At first blush the challenge seemed ridiculous: Turn 50,000 square feet of raw space at San Francisco’s Fort Mason into a gleaming gourmet pavilion. The materials had to be free or really cheap, sustainable or at least recycled, have a connection to food, and preferably come from someplace local. Oh, and the installation timeline: three days. The pay: nothing.
Oddly enough, more than 20 of the Bay Area’s top architecture firms wanted in on creating the backdrop for Slow Food Nation, a movement and four-day event designed to change the way people eat. These firms design billion-dollar airports, green civic centers, ornate churches, and distinctive museums—buildings that will leave their mark for a very long time. The food pavilion would be torn down after four days.

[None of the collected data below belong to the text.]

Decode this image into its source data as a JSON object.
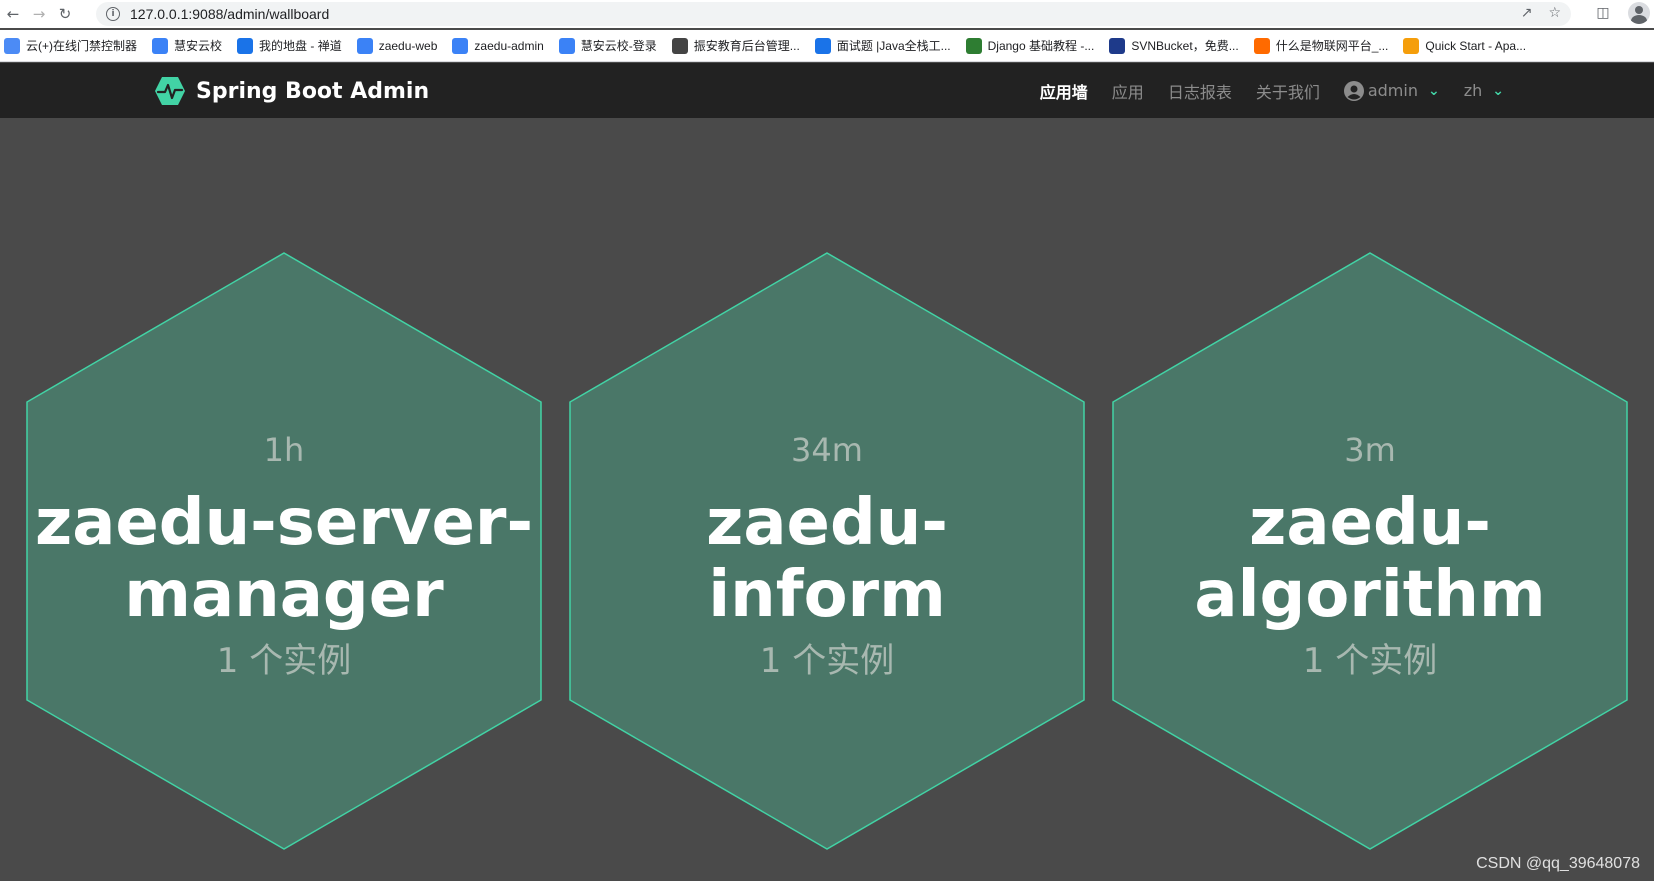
{
  "browser": {
    "url": "127.0.0.1:9088/admin/wallboard",
    "bookmarks": [
      {
        "label": "云(+)在线门禁控制器",
        "color": "#4c8bf5"
      },
      {
        "label": "慧安云校",
        "color": "#3b82f6"
      },
      {
        "label": "我的地盘 - 禅道",
        "color": "#1a73e8"
      },
      {
        "label": "zaedu-web",
        "color": "#3b82f6"
      },
      {
        "label": "zaedu-admin",
        "color": "#3b82f6"
      },
      {
        "label": "慧安云校-登录",
        "color": "#3b82f6"
      },
      {
        "label": "振安教育后台管理...",
        "color": "#444444"
      },
      {
        "label": "面试题 |Java全栈工...",
        "color": "#1a73e8"
      },
      {
        "label": "Django 基础教程 -...",
        "color": "#2e7d32"
      },
      {
        "label": "SVNBucket，免费...",
        "color": "#1e3a8a"
      },
      {
        "label": "什么是物联网平台_...",
        "color": "#ff6a00"
      },
      {
        "label": "Quick Start - Apa...",
        "color": "#f59e0b"
      }
    ]
  },
  "navbar": {
    "brand": "Spring Boot Admin",
    "items": [
      {
        "label": "应用墙",
        "active": true
      },
      {
        "label": "应用",
        "active": false
      },
      {
        "label": "日志报表",
        "active": false
      },
      {
        "label": "关于我们",
        "active": false
      }
    ],
    "user": "admin",
    "lang": "zh"
  },
  "wallboard": {
    "hex_fill": "#4a7768",
    "hex_stroke": "#42d3a5",
    "apps": [
      {
        "uptime": "1h",
        "name_line1": "zaedu-server-",
        "name_line2": "manager",
        "instances": "1 个实例"
      },
      {
        "uptime": "34m",
        "name_line1": "zaedu-",
        "name_line2": "inform",
        "instances": "1 个实例"
      },
      {
        "uptime": "3m",
        "name_line1": "zaedu-",
        "name_line2": "algorithm",
        "instances": "1 个实例"
      }
    ]
  },
  "watermark": "CSDN @qq_39648078"
}
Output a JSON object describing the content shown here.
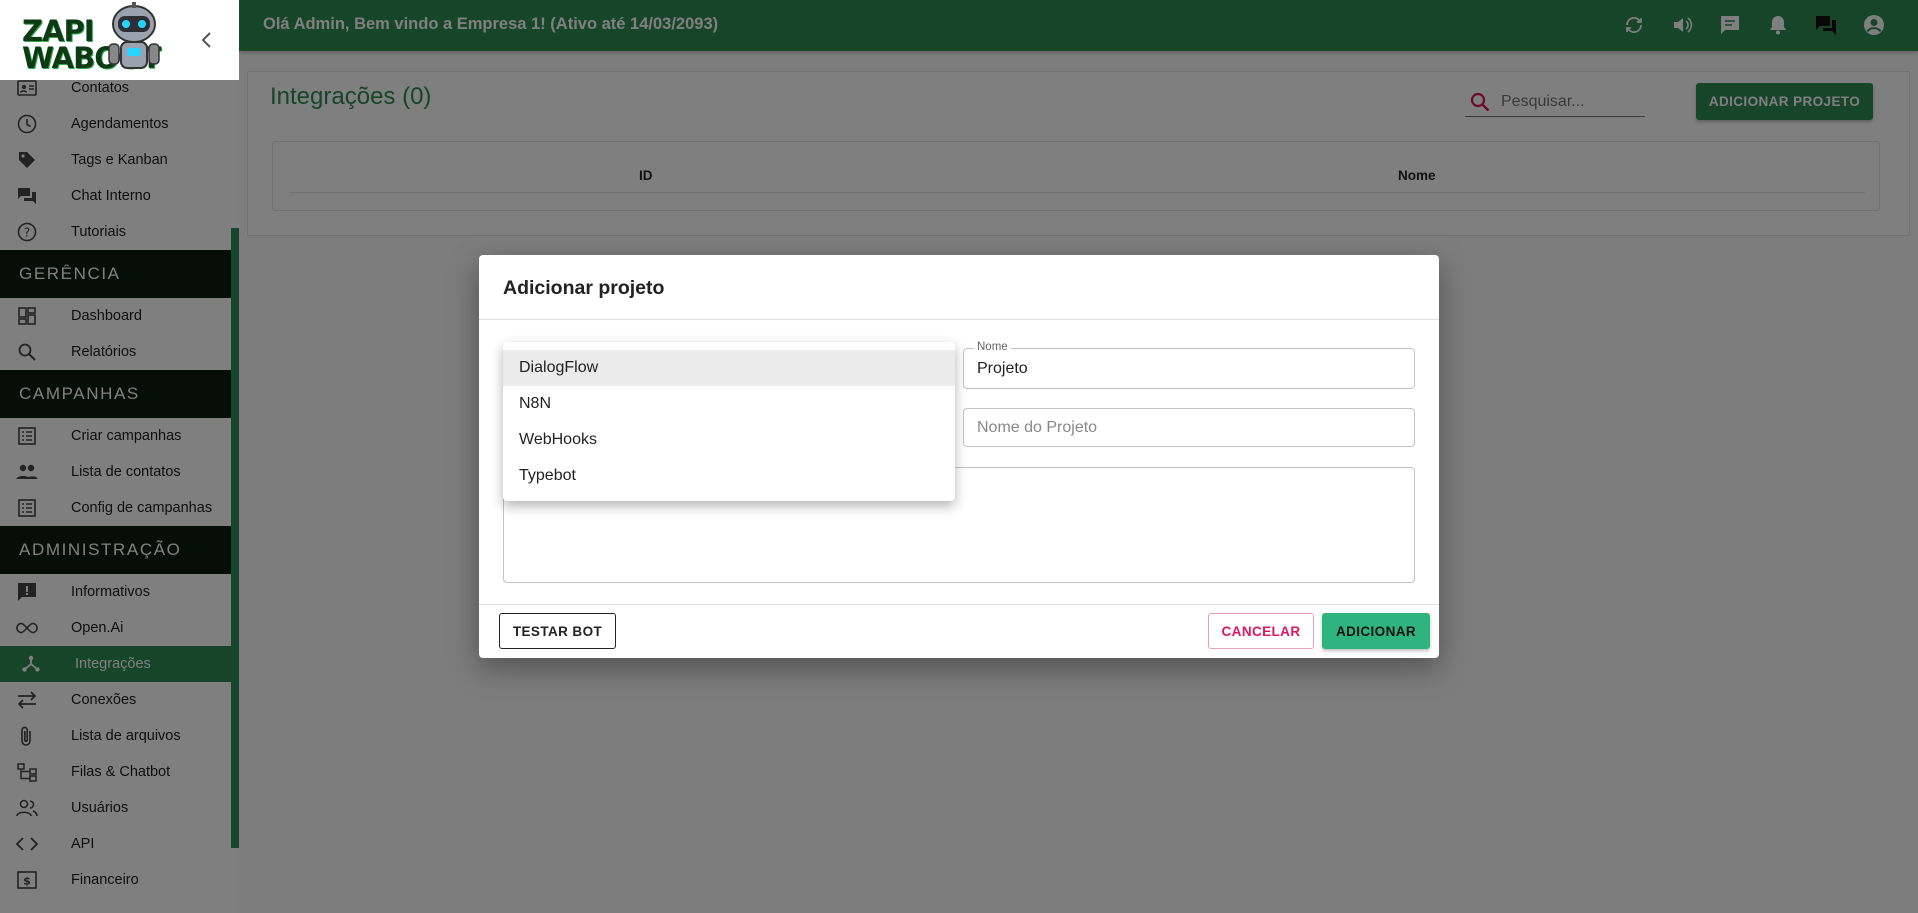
{
  "logo": {
    "line1": "ZAPI",
    "line2": "WABOOT"
  },
  "topbar": {
    "welcome": "Olá Admin, Bem vindo a Empresa 1! (Ativo até 14/03/2093)",
    "icons": [
      "refresh-icon",
      "volume-icon",
      "message-icon",
      "bell-icon",
      "chat-icon",
      "account-icon"
    ]
  },
  "sidebar": {
    "group1": [
      {
        "label": "Contatos",
        "icon": "contact-card-icon"
      },
      {
        "label": "Agendamentos",
        "icon": "clock-icon"
      },
      {
        "label": "Tags e Kanban",
        "icon": "tag-icon"
      },
      {
        "label": "Chat Interno",
        "icon": "forum-icon"
      },
      {
        "label": "Tutoriais",
        "icon": "help-icon"
      }
    ],
    "section_gerencia": "GERÊNCIA",
    "group2": [
      {
        "label": "Dashboard",
        "icon": "dashboard-icon"
      },
      {
        "label": "Relatórios",
        "icon": "search-icon"
      }
    ],
    "section_campanhas": "CAMPANHAS",
    "group3": [
      {
        "label": "Criar campanhas",
        "icon": "list-icon"
      },
      {
        "label": "Lista de contatos",
        "icon": "people-icon"
      },
      {
        "label": "Config de campanhas",
        "icon": "list-icon"
      }
    ],
    "section_admin": "ADMINISTRAÇÃO",
    "group4": [
      {
        "label": "Informativos",
        "icon": "announcement-icon"
      },
      {
        "label": "Open.Ai",
        "icon": "infinity-icon"
      },
      {
        "label": "Integrações",
        "icon": "hub-icon"
      },
      {
        "label": "Conexões",
        "icon": "swap-icon"
      },
      {
        "label": "Lista de arquivos",
        "icon": "attach-icon"
      },
      {
        "label": "Filas & Chatbot",
        "icon": "tree-icon"
      },
      {
        "label": "Usuários",
        "icon": "users-icon"
      },
      {
        "label": "API",
        "icon": "code-icon"
      },
      {
        "label": "Financeiro",
        "icon": "money-icon"
      }
    ]
  },
  "main": {
    "title": "Integrações (0)",
    "search_placeholder": "Pesquisar...",
    "add_button": "ADICIONAR PROJETO",
    "columns": [
      "ID",
      "Nome"
    ]
  },
  "dialog": {
    "title": "Adicionar projeto",
    "name_label": "Nome",
    "name_value": "Projeto",
    "project_name_placeholder": "Nome do Projeto",
    "test_button": "TESTAR BOT",
    "cancel_button": "CANCELAR",
    "add_button": "ADICIONAR"
  },
  "dropdown": {
    "selected": "DialogFlow",
    "options": [
      "DialogFlow",
      "N8N",
      "WebHooks",
      "Typebot"
    ]
  },
  "colors": {
    "primary": "#2d8a55",
    "section": "#0b1f10",
    "add_button": "#2db47f",
    "cancel": "#e0155f"
  }
}
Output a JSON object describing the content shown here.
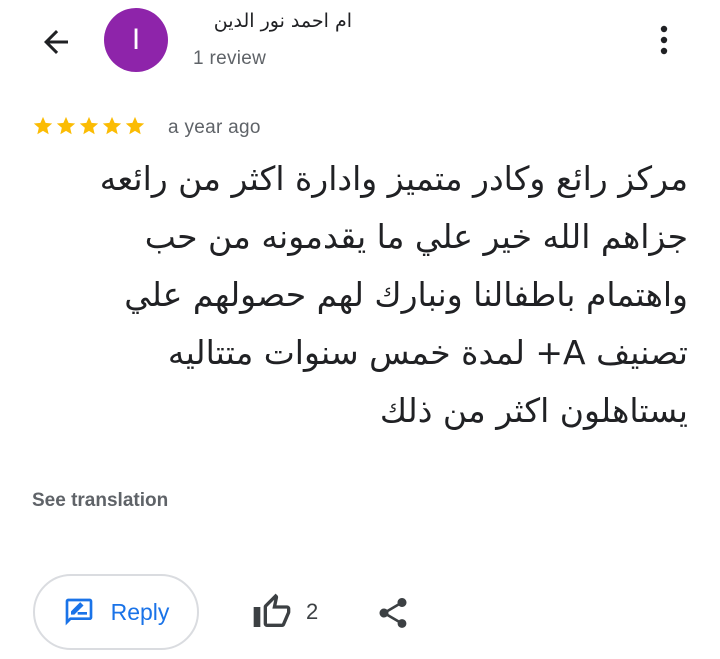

“We felt it was a natural combination: the designers and the food world,” says Hans Baldauf, whose firm Baldauf Catton Von Eckartsberg collaborated on the design of the Ferry Building Marketplace, a San Francisco shrine to Northern California’s artisan food producers. The firm also helped orchestrate the project. “We’re both really focused on sustainability. It goes beyond green building and organic food. It’s how we lead our lives.” Slow Food Nation’s parent organization, Slow Food, which advocates healthful, fair, and sustainable food cultivation and production, started in 1986 as a revolt against McDonald’s expansion into Rome. The group has now spread to over 100 countries. Although there have been similar events in Europe, this is the first one in the United States.
Months before the event (Aug. 29–Sept. 1), Slow Food Nation design coordinator Talia Dillman teamed architects up with food curators. For instance, Berkeley Professor Emeritus Stanley Saitowitz, M.Arch. ’77, of Natoma Architects partnered with the bread person. Together the two worked on carving out a piece of the pavilion to showcase hand-made baguettes, batards and other loaves.
“We told them they needed to borrow, beg, and if need be, steal,” says Naomi Starkman, spokesperson for the $2 million event. “And they’ve really risen to the challenge.” Designers borrowed 800 wood pallets and 1,100 milk crates from local companies, all of which will be returned and repurposed. There will be everything from a chocolate stall to a cheese station in the cavernous pavilion. Three thousand inexpensive pickle jars were purchased to create a pickle pergola, the containers placed in frames to form walls of glass. The lids will be used in a giant chandelier suspended from the ceiling. In the beer area, the bar will be made of recycled beer bottles. The coffee and tea stall is designed with scaffolding wrapped in fabric to create separate rooms. “When this is over, nothing is going to the landfill,” Dillman says. For the native food section, volunteers collected 45 bundles of tule reeds in Sacramento, which they’ll weave into mats to build huts, where wild rice and posole with bison and native corn are to be served.
“Slow Food provides a template for thinking about sustainability,” Baldauf says. “We are all building green to varying degrees but this is helping us learn why it matters. This event is like a laboratory, we are learning from each other.”